Adding New Colors to the Tradition of the Portuguese Blue
-b
y Laura Sinagra

Published: October 11, 2005

Like any traditional folk music, Portuguese fado has its purists and its iconoclasts. Only the most agile performers can negotiate the middle ground. Mariza, the Lisbon contralto who performed Friday night at Carnegie Hall, brings a modern sensibility to the form, a cafe-music blend of Gypsy, Jewish, Arabic and Andalusian influences sometimes called the Portuguese blues.

Of the young divas to emerge since the death in 1999 of the revered fado singer Amália Rodrigues, Mariza is the most recognizable. As if to underscore her departures from fado's vocal and instrumental orthodoxies, the statuesque singer, who is half Portuguese and half Mozambican, augments the traditional "fadista" mourning garb with flashes of vivid color. Taking a cue from Madonna, she also dyes her close-cropped marcel a striking platinum blond.

Mariza has pushed boundaries on her albums, adding piano, strings and African-tinged percussion to the traditional fado accompaniment of the lute-like, 12-string Portuguese guitarra, acoustic guitar and bass. She has also commissioned lyrics from poets, working outside fado's roughly 300-song standard catalog. Her Carnegie Hall band included a violin, viola and cello. A percussionist played the floor drum and sometimes the floor itself. Aiming to please all constituents, Mariza played a two-hour set, venturing to the edge of pop and concluding with an encore of requested traditional songs.

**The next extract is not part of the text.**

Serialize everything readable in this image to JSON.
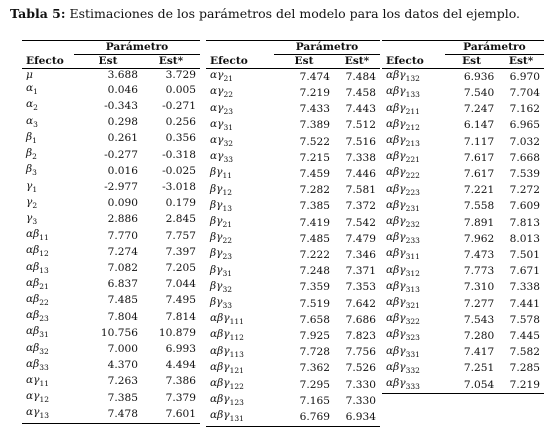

To devotees, the ideal fado expresses the condition of saudade, or raw yearning, while also indulging an exquisite joy that accompanies the most rapturous sadness. Onstage, Mariza conjured this blend at points. She is a master of the tempestuous inhale and huffed release. Her forcefully spat lyrics would sound like recriminations if not for her subsequent upward spiral into asphyxiated whimpers. When she lets these caught cries open into Streisand-like bellows, it's the acute sound of pained resilience.

Standing in front of her seven backing musicians, Mariza garnered applause with confident arm motions and widow's-walk poses. But for the most part during the show, she seemed too genuinely happy to convey anything but the most gestural saudade. She danced, asked the audience to clap on upbeat songs, talked easily about her upbringing, joked about her vain search for good porto and professed honest awe at playing a hall graced by Maria Callas. Her newest songs, too, hinted at a certain exhaustion with fado's sad theatrics. In "Recusa," from her latest album, "Transparente" (EMI), she sang, "If the fado exists for pain and hurt/ then I am not a singer of fado."

Friday's highlights included "Montras," which began with a muezzin hum and accelerated into an uptempo dance, and "Cavaleiro Monge," a taverna waltz turned vocal tour de force with Bjork-like melodic intervals. During the encore, when a fan asked for a fado from the town of Coimbra, Mariza snapped that in that city, only men are allowed to sing fado. She then tore into the Coimbra fado "Hilário," fueled perhaps by a renewed sense of her quest to fashion fado in her own image. This is the project she laid out in the night's feisty "Meu Fado Meu," emphasizing the lines, "In search of my fado/ My own fado."